Mar 9th, 2014 | By | Category: Disasters and Climate Change, News

sudan-woman-drm-panosTo mark International Women’s Day, 8th March, the Climate and Development Knowledge Network (CDKN) and Overseas Development Institute (ODI) are highlighting the need for specific gender-related measures to be included in the new global framework to reduce disaster risk.

The lack of attention to, and misunderstanding of, gender inequality prevent the effective reduction of disaster risks. This problem should be addressed in the successor agreement to the Hyogo Framework for Action – the ‘HFA2’.

A new briefing by Dr Virginie Le Masson and Lara Langston, How should the new international disaster framework address gender equality? argues that in spite of many international policy commitments to address gender inequality, such inequality remains pervasive.  Policies are not automatically followed through in practice.  The best grassroots practices do not necessarily influence policies.

Disasters can cause higher mortality rates for women than men. Women and girls are affected by gender-based violence before, during and after disasters. Disasters also exacerbate the wage gap between men and women, and among women of different ethnicities – as shown, for example, after Hurricane Katrina in 2005.

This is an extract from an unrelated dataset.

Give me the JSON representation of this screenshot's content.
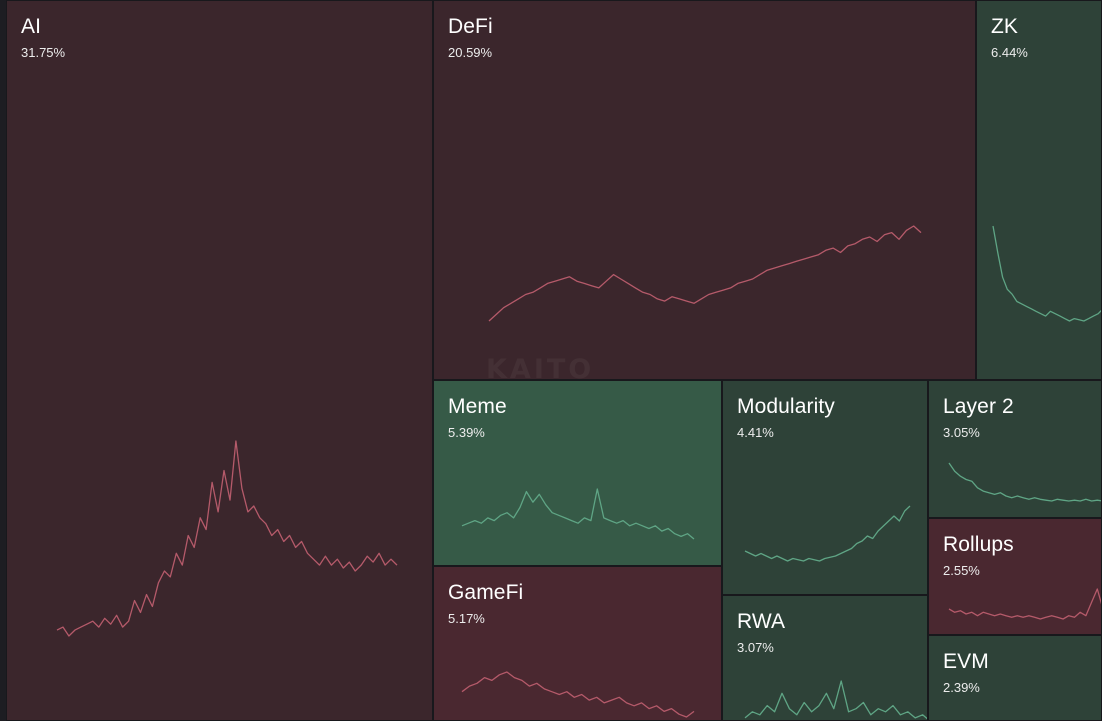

The world’s governments are due to agree the second Hyogo Framework for Action in 2015 in Sendai, Japan.  The HFA2 will include specific governmental commitments on monitoring and evaluation. According to Dr Le Masson and Ms Langston, this provides an important opportunity to mainstream gender equality effectively in disaster risk reduction (DRR).

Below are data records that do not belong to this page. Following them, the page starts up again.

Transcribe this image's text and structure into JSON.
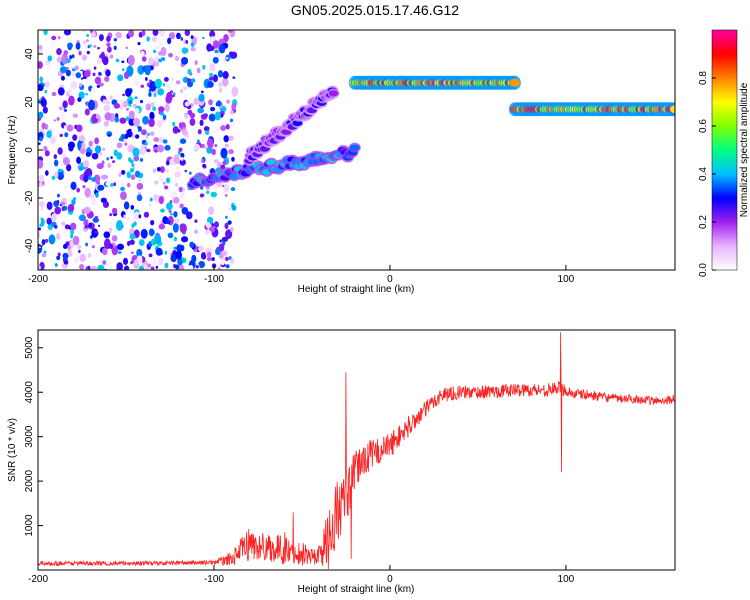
{
  "title": "GN05.2025.015.17.46.G12",
  "chart_data": [
    {
      "type": "heatmap",
      "xlabel": "Height of straight line (km)",
      "ylabel": "Frequency (Hz)",
      "xlim": [
        -200,
        162
      ],
      "ylim": [
        -50,
        50
      ],
      "xticks": [
        -200,
        -100,
        0,
        100
      ],
      "yticks": [
        -40,
        -20,
        0,
        20,
        40
      ],
      "colorbar": {
        "label": "Normalized spectral amplitude",
        "range": [
          0,
          1
        ],
        "ticks": [
          0.0,
          0.2,
          0.4,
          0.6,
          0.8
        ],
        "colors": [
          "#ffffff",
          "#e6b3ff",
          "#a020f0",
          "#0000ff",
          "#00c0ff",
          "#00ff80",
          "#80ff00",
          "#ffff00",
          "#ff8000",
          "#ff0000",
          "#ff00a0"
        ]
      },
      "features": [
        {
          "x": [
            -200,
            -100
          ],
          "y": [
            -50,
            50
          ],
          "amplitude": 0.2,
          "kind": "noise"
        },
        {
          "x": [
            -112,
            -20
          ],
          "y_start": -13,
          "y_end": -1,
          "amplitude": 0.45,
          "kind": "ridge"
        },
        {
          "x": [
            -80,
            -32
          ],
          "y_start": -3,
          "y_end": 25,
          "amplitude": 0.3,
          "kind": "ridge"
        },
        {
          "x": [
            -20,
            71
          ],
          "y_start": 28,
          "y_end": 28,
          "amplitude": 0.95,
          "kind": "ridge"
        },
        {
          "x": [
            71,
            162
          ],
          "y_start": 17,
          "y_end": 17,
          "amplitude": 0.95,
          "kind": "ridge"
        }
      ]
    },
    {
      "type": "line",
      "xlabel": "Height of straight line (km)",
      "ylabel": "SNR (10 * v/v)",
      "xlim": [
        -200,
        162
      ],
      "ylim": [
        0,
        5400
      ],
      "xticks": [
        -200,
        -100,
        0,
        100
      ],
      "yticks": [
        1000,
        2000,
        3000,
        4000,
        5000
      ],
      "color": "#ff2020",
      "x": [
        -200,
        -150,
        -120,
        -100,
        -90,
        -80,
        -75,
        -70,
        -65,
        -60,
        -55,
        -50,
        -45,
        -40,
        -35,
        -30,
        -25,
        -20,
        -15,
        -10,
        -5,
        0,
        5,
        10,
        15,
        20,
        25,
        30,
        40,
        50,
        60,
        70,
        80,
        90,
        95,
        100,
        105,
        110,
        120,
        130,
        140,
        150,
        162
      ],
      "y": [
        150,
        150,
        160,
        170,
        250,
        600,
        500,
        550,
        450,
        500,
        350,
        400,
        300,
        350,
        700,
        1300,
        1600,
        2200,
        2500,
        2600,
        2700,
        2800,
        3000,
        3200,
        3400,
        3600,
        3800,
        3950,
        4000,
        4000,
        4020,
        4050,
        4050,
        4050,
        4100,
        4050,
        3950,
        3950,
        3900,
        3850,
        3850,
        3800,
        3850
      ],
      "noise": [
        50,
        50,
        50,
        50,
        150,
        400,
        300,
        350,
        300,
        400,
        200,
        300,
        200,
        250,
        700,
        800,
        600,
        450,
        400,
        350,
        300,
        300,
        250,
        250,
        200,
        200,
        180,
        180,
        150,
        150,
        150,
        150,
        150,
        150,
        150,
        150,
        120,
        120,
        100,
        100,
        100,
        100,
        100
      ],
      "spikes": [
        {
          "x": -55,
          "y": 1300
        },
        {
          "x": -25,
          "y": 4450
        },
        {
          "x": -22,
          "y": 250
        },
        {
          "x": 97,
          "y": 5350
        },
        {
          "x": 97.5,
          "y": 2200
        }
      ]
    }
  ]
}
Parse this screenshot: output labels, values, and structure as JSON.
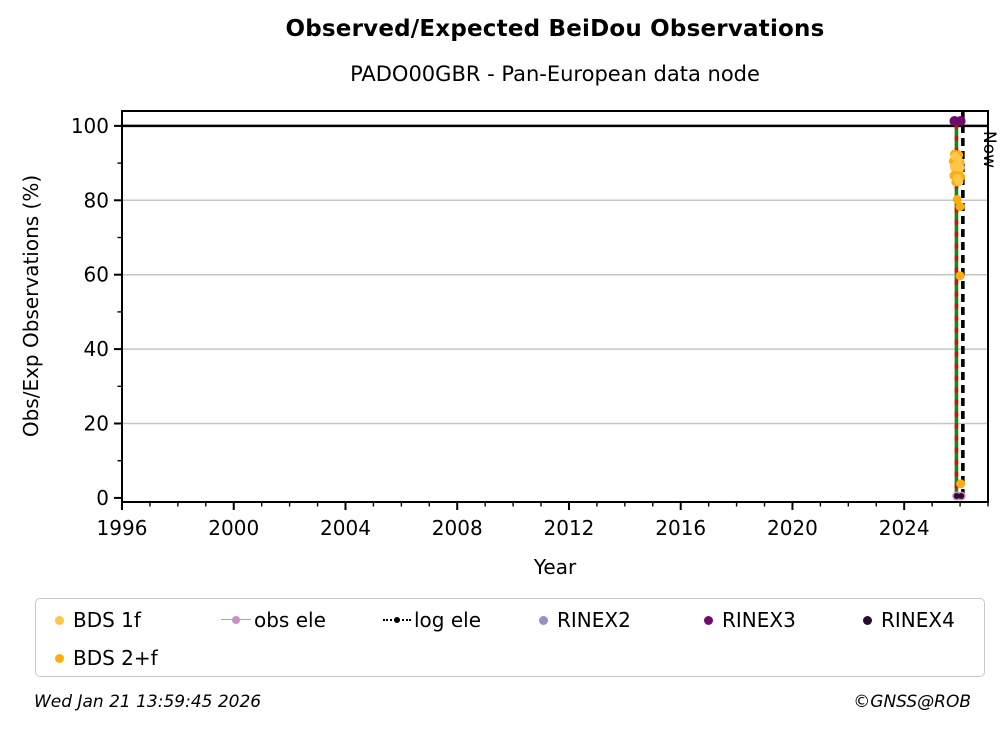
{
  "title": "Observed/Expected BeiDou Observations",
  "subtitle": "PADO00GBR - Pan-European data node",
  "footer": {
    "timestamp": "Wed Jan 21 13:59:45 2026",
    "credit": "©GNSS@ROB"
  },
  "legend": {
    "items": [
      {
        "label": "BDS 1f",
        "color": "#FFC64A",
        "marker": "dot"
      },
      {
        "label": "obs ele",
        "color": "#C98FC9",
        "marker": "line-dot"
      },
      {
        "label": "log ele",
        "color": "#000000",
        "marker": "dotted-dot"
      },
      {
        "label": "RINEX2",
        "color": "#9191CB",
        "marker": "dot"
      },
      {
        "label": "RINEX3",
        "color": "#6C0D6C",
        "marker": "dot"
      },
      {
        "label": "RINEX4",
        "color": "#2A0A35",
        "marker": "dot"
      },
      {
        "label": "BDS 2+f",
        "color": "#FFAD0D",
        "marker": "dot"
      }
    ]
  },
  "chart_data": {
    "type": "scatter",
    "title": "Observed/Expected BeiDou Observations",
    "subtitle": "PADO00GBR - Pan-European data node",
    "xlabel": "Year",
    "ylabel": "Obs/Exp Observations (%)",
    "xlim": [
      1996,
      2027
    ],
    "ylim": [
      -1.1,
      104.0
    ],
    "xticks": [
      1996,
      2000,
      2004,
      2008,
      2012,
      2016,
      2020,
      2024
    ],
    "xminor_step": 1,
    "yticks": [
      0,
      20,
      40,
      60,
      80,
      100
    ],
    "yminor_step": 10,
    "grid": "horizontal-major-gray",
    "grid_color": "#c6c6c6",
    "reference_line_100": {
      "y": 100,
      "color": "#000000"
    },
    "now_line": {
      "x": 2026.1,
      "label": "Now",
      "color": "#000000",
      "style": "dashed"
    },
    "status_line": {
      "x": 2025.87,
      "from": 100.6,
      "to": -0.6,
      "base_color": "#0E8C0E",
      "dash_color": "#CE1212"
    },
    "series": [
      {
        "name": "RINEX3",
        "color": "#6C0D6C",
        "size": 5,
        "points": [
          [
            2025.8,
            101.3
          ],
          [
            2026.02,
            101.3
          ]
        ]
      },
      {
        "name": "BDS 2+f",
        "color": "#FFAD0D",
        "size": 4.5,
        "points": [
          [
            2025.8,
            92.4
          ],
          [
            2025.95,
            92.2
          ],
          [
            2025.87,
            91.3
          ],
          [
            2025.76,
            90.5
          ],
          [
            2026.0,
            90.2
          ],
          [
            2025.9,
            89.4
          ],
          [
            2025.82,
            88.6
          ],
          [
            2025.97,
            88.2
          ],
          [
            2025.88,
            87.3
          ],
          [
            2025.78,
            86.6
          ],
          [
            2026.02,
            86.3
          ],
          [
            2025.92,
            85.5
          ],
          [
            2025.85,
            84.9
          ],
          [
            2025.9,
            80.2
          ],
          [
            2026.0,
            78.3
          ],
          [
            2026.0,
            59.7
          ],
          [
            2026.02,
            3.8
          ]
        ]
      },
      {
        "name": "BDS 1f",
        "color": "#FFC64A",
        "size": 4.5,
        "points": [
          [
            2025.83,
            91.8
          ],
          [
            2025.93,
            90.8
          ],
          [
            2025.79,
            89.0
          ],
          [
            2026.0,
            88.8
          ],
          [
            2025.9,
            86.0
          ],
          [
            2025.96,
            85.0
          ]
        ]
      },
      {
        "name": "obs ele",
        "color": "#C98FC9",
        "size": 4.5,
        "points": [
          [
            2025.88,
            0.5
          ],
          [
            2026.04,
            0.5
          ]
        ]
      },
      {
        "name": "log ele",
        "color": "#000000",
        "size": 2.5,
        "points": []
      },
      {
        "name": "RINEX2",
        "color": "#9191CB",
        "size": 4,
        "points": []
      },
      {
        "name": "RINEX4",
        "color": "#2A0A35",
        "size": 3,
        "points": [
          [
            2025.88,
            0.5
          ],
          [
            2026.04,
            0.5
          ]
        ]
      }
    ]
  }
}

For this to happen, say the authors, policy-makers should not simply see women and girls as a homogenous, vulnerable group. They must recognise and empower existing grassroots activities where both women and men, girls and boys, have distinct roles and capacities. Such a gender-sensitive approach will enhance communities’ capacities to deal with disaster risks.

There is a real opportunity to enable strong, gender-sensitive approaches that are already working effectively at the grassroots to flourish and grow,” said Dr Le Masson. “The mid-term review of the HFA emphasises that external institutions should facilitate – rather than control – the development of disaster risk reduction (DRR) practices from the bottom-up. Governments must act on this finding when they develop the next international disaster reduction framework”.

HFA2 should also learn from the mistakes of the first Hyogo Framework period, when many governments and organisations assumed that gender equality was achieved in their countries, when in practice, it was not.

The HFA2 should require independent institutions to monitor and evaluate DRR practice, rather than governments themselves. National monitoring processes should better reflect grassroots DRR practices, and should systematically collect gender-disaggregated data of disaster losses, vulnerabilities and capacities,” said Dr Le Masson.

Sam Bickersteth, Chief Executive of CDKN, said: “On this International Women’s Day, we recognise the importance of women as leaders in their communities, organisations and countries, in coping with climate disasters. They are reducing disaster risks, and securing the resources to make disaster risk reduction more effective in the future.”